Scarlet raises £3.2 million to advance lab-grown red blood cell therapies
Scarlet Therapeutics has raised £3.2 million (€3.7 million) to take therapies based on red blood cells (RBCs) to in vivo proof of concept, building on evidence that natural and lab-grown cells have comparable half-lives.
Biotechs including Rubius Therapeutics, which raised hundreds of millions of dollars before liquidating in 2023, and Erytech have tried to develop medicines based on RBCs. Scarlet is differentiated by its use of immortalized cell lines to generate RBCs, which the biotech predicts will bypass the challenges faced by companies that rely on donor cells.
“If you’re using donor material, even if you’re generating from stem cells, you can only expand them a certain amount to get the red blood cells. So, you’ve got a scalability problem,” Scarlet CEO Alistair Irvine said in an interview with European Biotechnology Magazine. “Also, not everybody’s cells react the same to cell culture, so you’ve got an issue of reproducibility and, therefore, you’ve got an issue of product quality.”
Scarlet’s approach entails growing cells from a master cell bank. Because the cells are immortal, Scarlet can grow them to any scale, Irvine said, before differentiating and purifying them to create the RBC product. The goal is to make off-the-shelf products that are applicable to any patient using a scalable, biologic-like manufacturing process.
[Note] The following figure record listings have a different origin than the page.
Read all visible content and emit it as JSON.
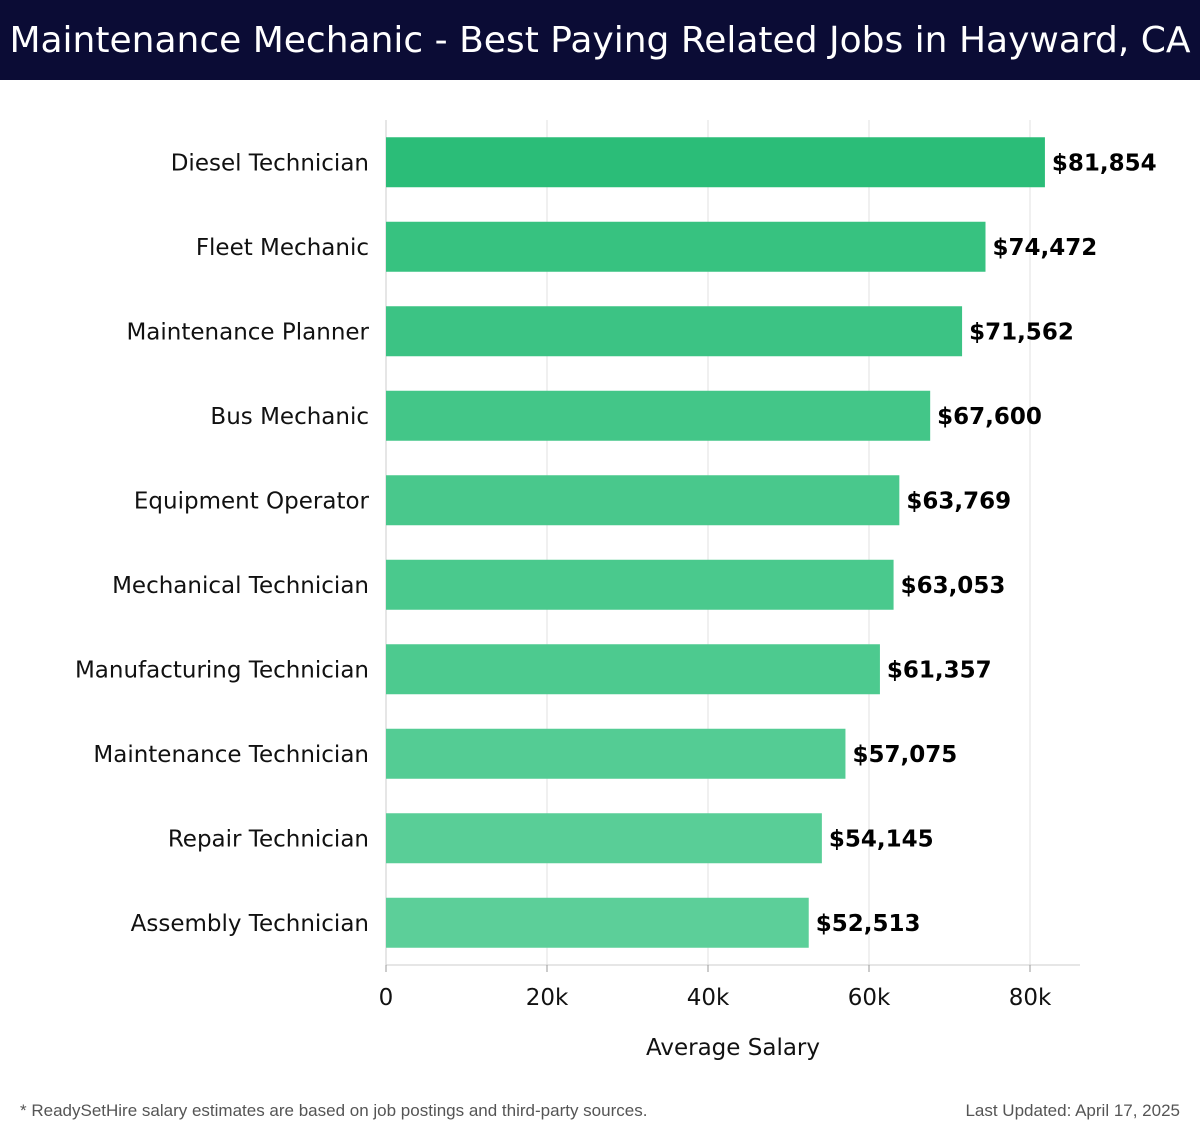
{
  "header": {
    "title": "Maintenance Mechanic - Best Paying Related Jobs in Hayward, CA"
  },
  "footer": {
    "note": "* ReadySetHire salary estimates are based on job postings and third-party sources.",
    "updated": "Last Updated: April 17, 2025"
  },
  "colors": {
    "header_bg": "#0b0c35",
    "bar_top": "#2bbd78",
    "bar_bottom": "#5ccf99"
  },
  "chart_data": {
    "type": "bar",
    "orientation": "horizontal",
    "categories": [
      "Diesel Technician",
      "Fleet Mechanic",
      "Maintenance Planner",
      "Bus Mechanic",
      "Equipment Operator",
      "Mechanical Technician",
      "Manufacturing Technician",
      "Maintenance Technician",
      "Repair Technician",
      "Assembly Technician"
    ],
    "values": [
      81854,
      74472,
      71562,
      67600,
      63769,
      63053,
      61357,
      57075,
      54145,
      52513
    ],
    "value_labels": [
      "$81,854",
      "$74,472",
      "$71,562",
      "$67,600",
      "$63,769",
      "$63,053",
      "$61,357",
      "$57,075",
      "$54,145",
      "$52,513"
    ],
    "xlabel": "Average Salary",
    "ylabel": "",
    "xlim": [
      0,
      86000
    ],
    "xticks": [
      0,
      20000,
      40000,
      60000,
      80000
    ],
    "xtick_labels": [
      "0",
      "20k",
      "40k",
      "60k",
      "80k"
    ],
    "grid": true
  }
}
The British biotech is in the early stages of showing it can achieve that objective, with the latest evidence coming from preclinical assessments of the half-life of its RBCs. The lab-grown cells successfully matured and circulated in vivo, achieving a half-life comparable to normal donated RBCs. Red blood cells have an average lifespan of about 120 days.
Scarlet’s preclinical study is the first time it has shown its RBCs circulate for at least as long as donated cells. When someone gives blood, the material contains RBCs of varying ages. All Scarlet’s cells are new. As such, RBCs in donated blood die gradually because they reach the end of their lifespan at different times. Scarlet’s cells reach the end of their lifespan around the same time, resulting in a longer half-life.
Boosted by the results, the biotech has raised a seed round led by new investor Eos Advisory. Two other new investors, Oshen Bio and Daft Capital, contributed to the round, as did the existing backer SCVC.
Spending the funding
Scarlet will use the money to generate animal data in three indications. The biotech’s target indications include hyperammonemia and hyperoxaluria, metabolic disorders driven by excessive levels of ammonia and oxalate, respectively. Scarlet has modified RBCs to convert the toxic molecules.
“The RBCs circulate within the patient, constantly converting any toxic metabolite they come across into something that’s non-toxic,” Irvine said. “We hope that patients will receive the RBCs once every quarter. For that whole quarter, there will effectively be red blood cells that are little biomachines circulating and detoxifying their blood.”
Scarlet will use data from the in vivo studies to inform the selection of its lead program. By performing initial process development and engaging with regulators in parallel, the biotech aims to get clarity on its path to the clinic to support talks with investors about its next financing round, Irvine said.